Cell suspensions of Daucus carota L. were grown in batch culture on 50 mM sucrose, 100 mM glucose or 100 mM fructose. Sucrose was rapidly converted extra-cellularly into equimolar amounts of glucose and fructose, and glucose was then taken up preferentially. This impaired uptake of fructose could partially be explained by the eight-fold lower affinity of the hexose carrier in the plasmamembrane for fructose compared to glucose. However, cells grown on fructose as the sole carbon source showed a shorter lag phase and showed more biomass production compared to glucose-grown cells, indicating that conversion of glucose and fructose were also differently regulated. Ninety-five % of the glucose phosphorylating activity was membrane-associated and most probably confined to mitochondria; therefore, it might be present in a respiratory ‘compartment’ making glucose a better substrate for respiration than fructose. The soluble fraction contained the majority of the fructokinase activity. This activity was hypothesized to be more or less randomly distributed through the cytosol; in this soluble ‘compartment’ a pool of fructose-6-phosphate is formed.
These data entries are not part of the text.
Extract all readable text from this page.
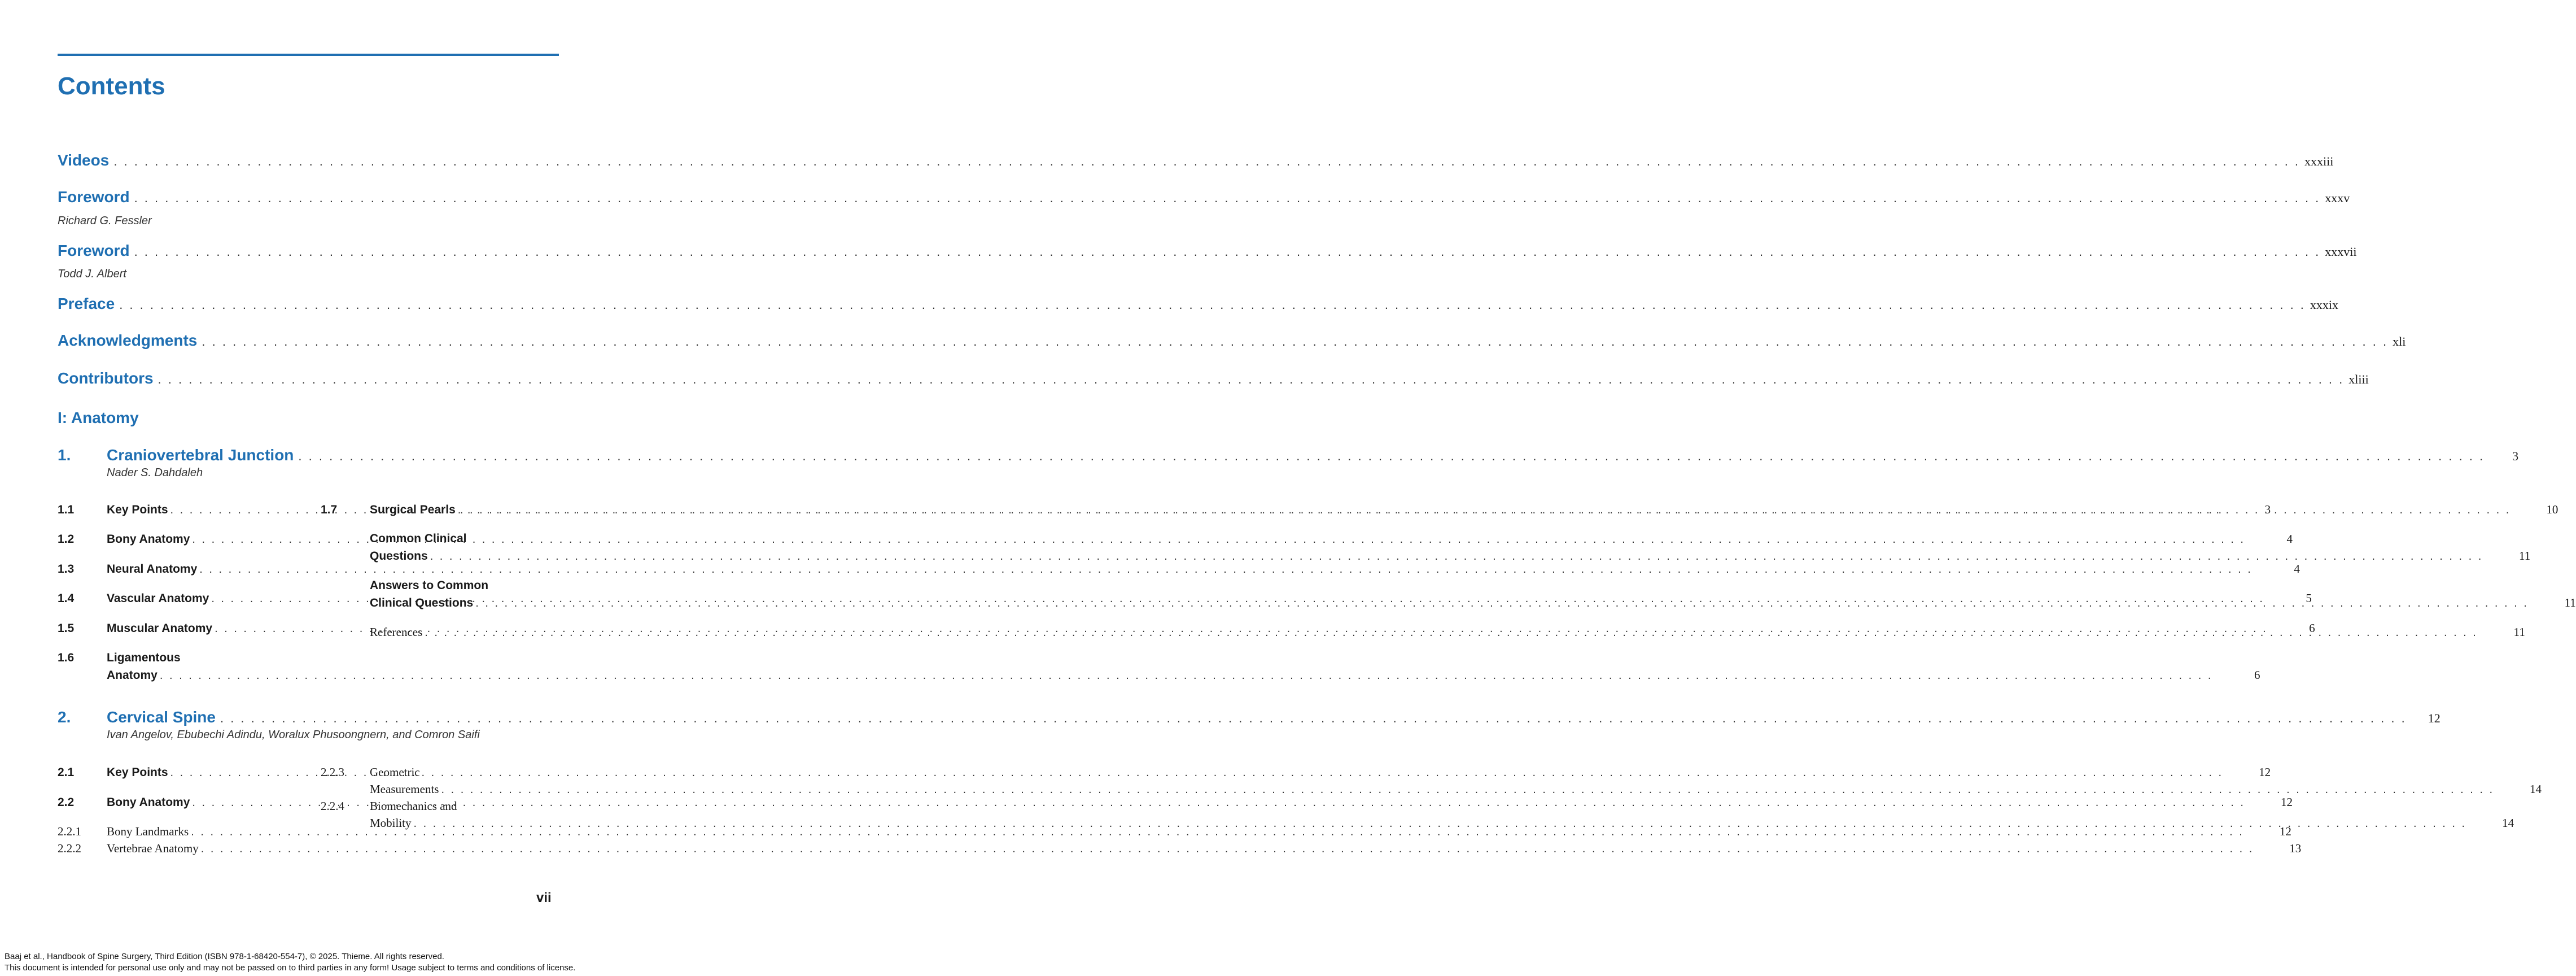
Contents
Videos . . .	xxxiii
Foreword . . .	xxxv
Richard G. Fessler
Foreword . . .	xxxvii
Todd J. Albert
Preface . . .	xxxix
Acknowledgments . . .	xli
Contributors . . .	xliii
I: Anatomy
1. Craniovertebral Junction . . .	3
Nader S. Dahdaleh
1.1	Key Points . . .	3
1.2	Bony Anatomy . . .	4
1.3	Neural Anatomy . . .	4
1.4	Vascular Anatomy . . .	5
1.5	Muscular Anatomy . . .	6
1.6	Ligamentous
Anatomy . . .	6
1.7	Surgical Pearls . . .	10
Common Clinical
Questions . . .	11
Answers to Common
Clinical Questions . . .	11
References . . .	11
2. Cervical Spine . . .	12
Ivan Angelov, Ebubechi Adindu, Woralux Phusoongnern, and Comron Saifi
2.1	Key Points . . .	12
2.2	Bony Anatomy . . .	12
2.2.1	Bony Landmarks . . .	12
2.2.2	Vertebrae Anatomy . . .	13
2.2.3	Geometric
Measurements . . .	14
2.2.4	Biomechanics and
Mobility . . .	14
vii
Baaj et al., Handbook of Spine Surgery, Third Edition (ISBN 978-1-68420-554-7), © 2025. Thieme. All rights reserved.
This document is intended for personal use only and may not be passed on to third parties in any form! Usage subject to terms and conditions of license.
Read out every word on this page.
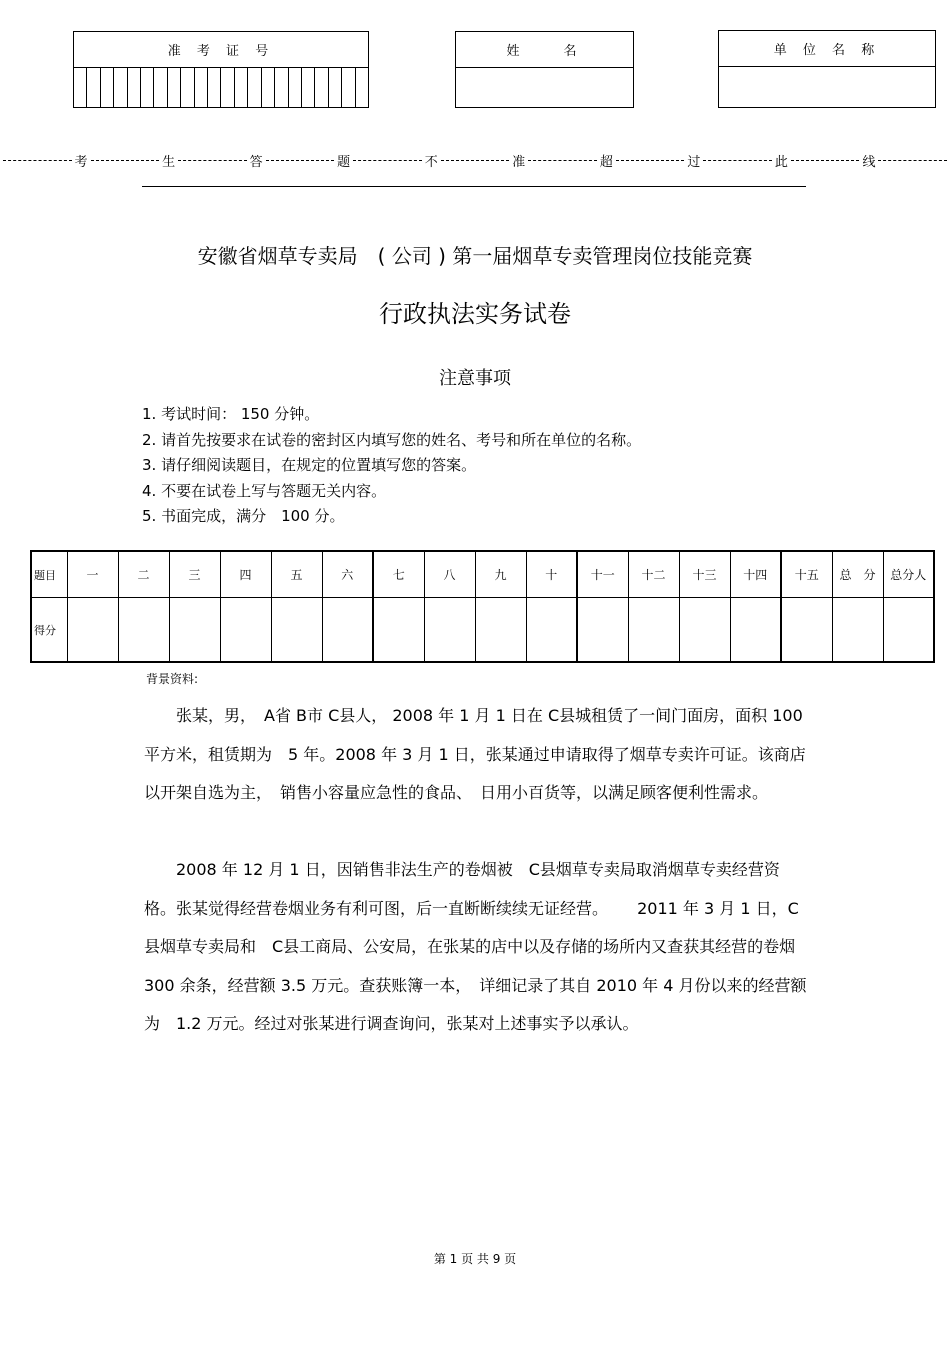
准 考 证 号	姓　　名	单 位 名 称
考	生	答	题	不	准	超	过	此	线
安徽省烟草专卖局　( 公司 ) 第一届烟草专卖管理岗位技能竞赛
行政执法实务试卷
注意事项
1. 考试时间： 150 分钟。
2. 请首先按要求在试卷的密封区内填写您的姓名、考号和所在单位的名称。
3. 请仔细阅读题目，在规定的位置填写您的答案。
4. 不要在试卷上写与答题无关内容。
5. 书面完成，满分　100 分。
题目	一	二	三	四	五	六	七	八	九	十	十一	十二	十三	十四	十五	总　分	总分人
得分																	
背景资料:

张某，男，　A省 B市 C县人， 2008 年 1 月 1 日在 C县城租赁了一间门面房，面积 100 平方米，租赁期为　5 年。2008 年 3 月 1 日，张某通过申请取得了烟草专卖许可证。该商店以开架自选为主，　销售小容量应急性的食品、　日用小百货等，以满足顾客便利性需求。

2008 年 12 月 1 日，因销售非法生产的卷烟被　C县烟草专卖局取消烟草专卖经营资格。张某觉得经营卷烟业务有利可图，后一直断断续续无证经营。　　 2011 年 3 月 1 日，C县烟草专卖局和　C县工商局、公安局，在张某的店中以及存储的场所内又查获其经营的卷烟　300 余条，经营额 3.5 万元。查获账簿一本，　详细记录了其自 2010 年 4 月份以来的经营额为　1.2 万元。经过对张某进行调查询问，张某对上述事实予以承认。

第 1 页 共 9 页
Concomitantly, via glucose-6-phosphate (G-6-P) and glucose-1-phosphate (G-1-P), it is converted into UDPG-glucose, resulting in structural cell components. The observed transient obstruction of the conversion of G-1-P into UDP-glucose in fructose-grown cells, leading to G-1-P accumulation, might be a result of both an altered equilibrium maintained by phosphoglucomutase, interconverting G-6-P and G-1-P and low levels of nucleotide triphosphates. Low nucleotide triphosphate production, connected with a low initial respiration rate, might be caused by the ten-fold lower affinity of the membrane-associated phosphorylating enzymes for fructose compared to glucose. Our results were taken to indicate that two separate pools of glycolytic intermediates exist in D. carota cells: one distributed throughout the cytosol and one surrounding the mitochondria.